Generally speaking, the Section 8 income limits require that you earn no more than 50 percent of the median income for the area you live in. However, PHAs are required by law to save 75 percent of their vouchers for families who earn no more than 30 percent of the median income.

This means that you have a better chance of receiving a voucher if your income is below 30 percent of the median. It does not mean you will be unable to get a voucher with a higher income.

Instead, PHAs are more likely to assist families with the greatest financial needs first. Learn more about the requirements for this program by downloading our step-by-step guide.

Which documents do I need to meet Section 8 requirements in North Carolina?

To prove that you meet the Section 8 qualifications in NC, you will need to provide several types of documents to the PHA. Generally, you will need to verify things such as your identity, income, and family status.
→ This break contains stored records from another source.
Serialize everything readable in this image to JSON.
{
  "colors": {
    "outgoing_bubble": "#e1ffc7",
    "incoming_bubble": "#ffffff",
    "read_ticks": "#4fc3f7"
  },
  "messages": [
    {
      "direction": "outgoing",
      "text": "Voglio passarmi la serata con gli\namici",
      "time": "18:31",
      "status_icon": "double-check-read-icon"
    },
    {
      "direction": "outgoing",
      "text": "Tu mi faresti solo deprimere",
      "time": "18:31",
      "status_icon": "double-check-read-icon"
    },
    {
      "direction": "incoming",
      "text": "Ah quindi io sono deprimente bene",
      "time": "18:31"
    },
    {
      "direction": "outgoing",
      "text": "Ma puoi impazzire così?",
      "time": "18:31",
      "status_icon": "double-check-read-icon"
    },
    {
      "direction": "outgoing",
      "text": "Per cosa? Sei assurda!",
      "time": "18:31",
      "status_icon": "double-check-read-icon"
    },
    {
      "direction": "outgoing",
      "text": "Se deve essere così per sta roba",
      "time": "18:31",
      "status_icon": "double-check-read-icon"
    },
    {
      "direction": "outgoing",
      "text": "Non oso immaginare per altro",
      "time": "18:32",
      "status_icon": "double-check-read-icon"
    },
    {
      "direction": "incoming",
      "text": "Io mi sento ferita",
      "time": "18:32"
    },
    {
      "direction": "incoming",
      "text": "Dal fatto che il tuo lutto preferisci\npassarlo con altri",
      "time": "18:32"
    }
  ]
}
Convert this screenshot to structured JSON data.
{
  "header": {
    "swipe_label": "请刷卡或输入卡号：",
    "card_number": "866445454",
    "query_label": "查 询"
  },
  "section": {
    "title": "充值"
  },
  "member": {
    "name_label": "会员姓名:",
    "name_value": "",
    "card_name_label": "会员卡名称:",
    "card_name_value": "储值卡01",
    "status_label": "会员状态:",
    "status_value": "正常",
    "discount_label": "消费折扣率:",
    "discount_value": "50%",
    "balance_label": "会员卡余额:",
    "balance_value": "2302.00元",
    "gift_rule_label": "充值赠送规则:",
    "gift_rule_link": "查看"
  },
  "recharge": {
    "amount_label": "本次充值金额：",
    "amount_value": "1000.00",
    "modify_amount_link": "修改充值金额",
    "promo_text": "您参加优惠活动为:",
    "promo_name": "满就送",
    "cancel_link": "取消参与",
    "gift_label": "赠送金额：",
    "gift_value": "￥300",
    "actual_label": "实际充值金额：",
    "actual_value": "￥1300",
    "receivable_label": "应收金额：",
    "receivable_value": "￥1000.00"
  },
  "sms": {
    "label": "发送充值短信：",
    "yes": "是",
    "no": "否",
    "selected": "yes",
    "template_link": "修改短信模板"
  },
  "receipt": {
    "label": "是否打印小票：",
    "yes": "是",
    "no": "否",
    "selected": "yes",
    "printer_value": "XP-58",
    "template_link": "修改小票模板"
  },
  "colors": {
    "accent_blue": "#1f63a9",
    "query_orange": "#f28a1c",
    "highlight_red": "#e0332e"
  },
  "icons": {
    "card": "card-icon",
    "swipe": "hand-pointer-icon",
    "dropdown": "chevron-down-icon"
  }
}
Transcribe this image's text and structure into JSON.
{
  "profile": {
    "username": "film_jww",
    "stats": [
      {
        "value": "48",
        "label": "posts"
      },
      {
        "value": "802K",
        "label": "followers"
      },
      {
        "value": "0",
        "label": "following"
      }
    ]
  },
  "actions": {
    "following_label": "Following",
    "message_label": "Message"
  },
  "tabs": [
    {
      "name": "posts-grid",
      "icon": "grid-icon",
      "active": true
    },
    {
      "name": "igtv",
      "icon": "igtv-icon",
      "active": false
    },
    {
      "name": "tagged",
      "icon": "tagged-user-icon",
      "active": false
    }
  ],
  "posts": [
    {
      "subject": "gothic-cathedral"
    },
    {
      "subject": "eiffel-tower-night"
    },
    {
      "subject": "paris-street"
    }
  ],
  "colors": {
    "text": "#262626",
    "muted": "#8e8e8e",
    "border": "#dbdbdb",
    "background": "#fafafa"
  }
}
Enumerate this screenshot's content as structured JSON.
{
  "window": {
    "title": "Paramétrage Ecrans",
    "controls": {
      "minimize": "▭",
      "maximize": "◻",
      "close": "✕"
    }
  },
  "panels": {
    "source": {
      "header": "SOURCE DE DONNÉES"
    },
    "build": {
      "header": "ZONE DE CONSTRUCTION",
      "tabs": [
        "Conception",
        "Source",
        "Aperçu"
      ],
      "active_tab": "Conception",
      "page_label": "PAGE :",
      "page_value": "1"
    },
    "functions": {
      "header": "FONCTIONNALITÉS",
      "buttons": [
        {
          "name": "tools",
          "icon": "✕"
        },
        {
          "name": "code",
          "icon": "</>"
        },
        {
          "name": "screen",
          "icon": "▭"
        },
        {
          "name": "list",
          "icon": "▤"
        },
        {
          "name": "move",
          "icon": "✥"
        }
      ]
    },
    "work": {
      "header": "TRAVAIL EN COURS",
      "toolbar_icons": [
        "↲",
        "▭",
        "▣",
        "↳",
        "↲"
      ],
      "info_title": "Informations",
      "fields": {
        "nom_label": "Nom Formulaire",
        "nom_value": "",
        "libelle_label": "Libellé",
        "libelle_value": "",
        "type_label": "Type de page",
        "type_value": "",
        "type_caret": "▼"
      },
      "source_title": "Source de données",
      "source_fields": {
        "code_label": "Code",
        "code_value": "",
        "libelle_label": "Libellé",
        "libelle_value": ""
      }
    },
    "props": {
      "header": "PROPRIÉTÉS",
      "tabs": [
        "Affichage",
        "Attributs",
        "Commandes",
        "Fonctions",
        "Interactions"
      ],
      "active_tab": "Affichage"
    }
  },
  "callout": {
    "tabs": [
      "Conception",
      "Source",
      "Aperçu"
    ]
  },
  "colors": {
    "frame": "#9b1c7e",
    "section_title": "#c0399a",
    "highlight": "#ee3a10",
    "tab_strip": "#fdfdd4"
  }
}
If your family has any special circumstances that affect your eligibility, you may need to gather additional paperwork that verifies those circumstances.

Overall, the types of documents needed to verify your Section 8 housing eligibility will vary depending on your situation and the preferences set by the local PHA. As an example, you may need to provide the following:

  • Photo ID
  • Birth certificate
  • Proof of SSN
  • Bank statements
  • Pay stubs
  • Proof of any other income source

Whenever possible, you should provide original or certified copies of your documents. In many cases, PHAs will not accept photocopies or uncertified copies.

Which North Carolina Section 8 housing requirements do I have to meet?

Once you meet the Section 8 requirements in North Carolina and are approved for a voucher, you will need to find housing that meets your PHA’s standards. It is your responsibility to find a suitable house or apartment to rent. In some cases, you may be able to use your voucher at your current home. Other times, you will need to look for a new unit to rent.

The unit you choose must meet the Section 8 housing requirements set by your PHA. The exact rules may vary, but in general, the unit you choose must:

  • Have enough bedrooms for a family of your size.
  • Be rented out by a landlord who takes Section 8 vouchers.
  • Meet health and safety standards.
  • Have a fair rental rate.

To ensure that your unit meets the Section 8 housing requirements, the PHA will inspect the home or apartment before you can move in. Keep in mind that annual inspections may be required to make sure the unit stays in acceptable condition for your family. In any case, you may utilize housing lists provided by local PHAs to assist you in your search.

What happens if I don’t meet the Section 8 qualifications?

If you do not meet the Section 8 requirements in North Carolina, the PHA will notify you that your application has been denied. Because the eligibility criteria may vary from one PHA to the next, you may find that you can qualify by applying through a different agency.

If you still do not qualify, there are other programs available to help you afford rent. For example, you may consider looking for housing with a rent subsidy.

There are a variety of publicly and privately-owned subsidized housing units that you may qualify for. If you are a senior, a veteran or a person with disabilities, you may also qualify for special rental assistance programs.